For this report, our test site will be the homepage of Bank Australia, which is a socially-aware bank based in Victoria, Australia.

I know plenty of Art Directors and Product Managers who wouldn't cope with the level of UI complexity in this trigger for a simple log in action.

There are "too many words", it "looks clumsy", or "takes focus away from our marketing".

This is understandable feedback. It's not intuitive that the average user would need so much context for a simple log in action.

But let's hold our judgement for a minute, and see what the data says.

Control test

To see how well the initial design performs at helping people log in, I set up a task test on UsabilityHub.

I uploaded the 'Control' variation screenshot (which is just a snap of the existing site above), and set the 60 participants a simple task:

Imagine you are a Bank Australia customer. Where would you click to access your customer profile?

I used this wording so that participants wouldn't be able to scan the page for the exact wording in the task.

Control results

Let's start with a basic success heatmap for the control test.

Heatmap of clicks for the control test

I've filtered out any responses from current or past customers of Bank Australia, as they have a head start with this task.

There was only a single BankAust customer in this first cohort of 60 participants, so filtered that gives us n=59.

58 of 59 participants completed the task successfully. This is the ideal result for a test like this. Even for simple tasks, there is room for customer error, or bot noise. So this is a gratifying result for Bank Australia, if nothing else.

I made a histogram of the successful clicks, which reveals more good news.

Filtered: not a customer of Bank Australia, successful click

If you're not familiar with them, histograms show the spread of time-based data in a set. Each column (or "bucket") shows the number of users who completed the task at the time intervals along the x axis.

So in this test, there were:

  • 12 participants who completed the task in under 5 seconds
  • 19 participants who completed the task in 5-10 seconds
  • 14 participants who completed the task in 10-15 seconds

...which counts as a really quick set of results. In total, 45 participants succeeded in less than 15 seconds.

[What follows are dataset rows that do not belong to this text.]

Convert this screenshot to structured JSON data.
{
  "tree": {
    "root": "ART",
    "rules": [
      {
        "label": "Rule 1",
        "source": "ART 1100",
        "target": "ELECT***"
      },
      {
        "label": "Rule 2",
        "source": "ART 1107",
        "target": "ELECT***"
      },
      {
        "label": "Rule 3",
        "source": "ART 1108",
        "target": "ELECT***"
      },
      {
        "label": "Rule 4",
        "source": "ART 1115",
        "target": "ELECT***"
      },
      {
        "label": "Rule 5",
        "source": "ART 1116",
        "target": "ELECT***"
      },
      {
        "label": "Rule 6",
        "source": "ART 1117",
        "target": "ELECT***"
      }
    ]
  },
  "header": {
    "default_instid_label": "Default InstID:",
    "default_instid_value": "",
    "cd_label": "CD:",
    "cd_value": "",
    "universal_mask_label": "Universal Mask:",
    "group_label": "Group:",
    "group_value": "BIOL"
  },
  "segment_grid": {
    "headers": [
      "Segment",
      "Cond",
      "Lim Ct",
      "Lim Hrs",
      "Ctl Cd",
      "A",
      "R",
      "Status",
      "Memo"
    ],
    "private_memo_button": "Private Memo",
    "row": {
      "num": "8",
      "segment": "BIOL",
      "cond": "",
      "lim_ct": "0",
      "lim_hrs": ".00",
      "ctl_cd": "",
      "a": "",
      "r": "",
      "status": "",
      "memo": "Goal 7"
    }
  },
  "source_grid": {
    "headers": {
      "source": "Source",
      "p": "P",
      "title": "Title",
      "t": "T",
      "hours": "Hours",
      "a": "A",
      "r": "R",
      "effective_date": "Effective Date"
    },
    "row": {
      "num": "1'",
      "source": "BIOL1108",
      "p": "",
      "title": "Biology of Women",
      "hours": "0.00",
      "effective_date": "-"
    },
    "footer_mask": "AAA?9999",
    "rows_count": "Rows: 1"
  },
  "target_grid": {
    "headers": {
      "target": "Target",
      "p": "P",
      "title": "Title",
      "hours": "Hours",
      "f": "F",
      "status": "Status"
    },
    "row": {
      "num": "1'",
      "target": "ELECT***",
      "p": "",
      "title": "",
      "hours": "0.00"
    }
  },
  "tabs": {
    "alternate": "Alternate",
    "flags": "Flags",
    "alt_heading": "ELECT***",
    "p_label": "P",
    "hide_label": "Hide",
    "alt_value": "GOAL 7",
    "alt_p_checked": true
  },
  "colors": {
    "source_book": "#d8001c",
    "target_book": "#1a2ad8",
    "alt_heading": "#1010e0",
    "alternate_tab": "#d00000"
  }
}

There are definitely outliers, with one participant taking upwards of 2 minutes to finish the task.

With this kind of test, there's always variation in the speed that participants complete tasks.

At this scale, time-to-click alone is not a great quantitative measure because it's difficult to objectively determine the complexity of the task.

There might also be other factors – distraction, technology issues, an unclear task, and so on.

Despite this, I think it's useful to compare time-to-click data between different test variations in a qualitative fashion, i.e. getting a feel for the shape of the responses, and using that in conjunction with success rate, as well as a 'soft' metric – in this case, a Single Ease Question (SEQ).

This spread of metrics helps paint a full picture of the performance of each design variation.

Here's the SEQ responses for the Control test:

A visual depiction of the 'task ease'

For the uninitiated, SEQ is a measurement of how hard or easy the task was for a participant.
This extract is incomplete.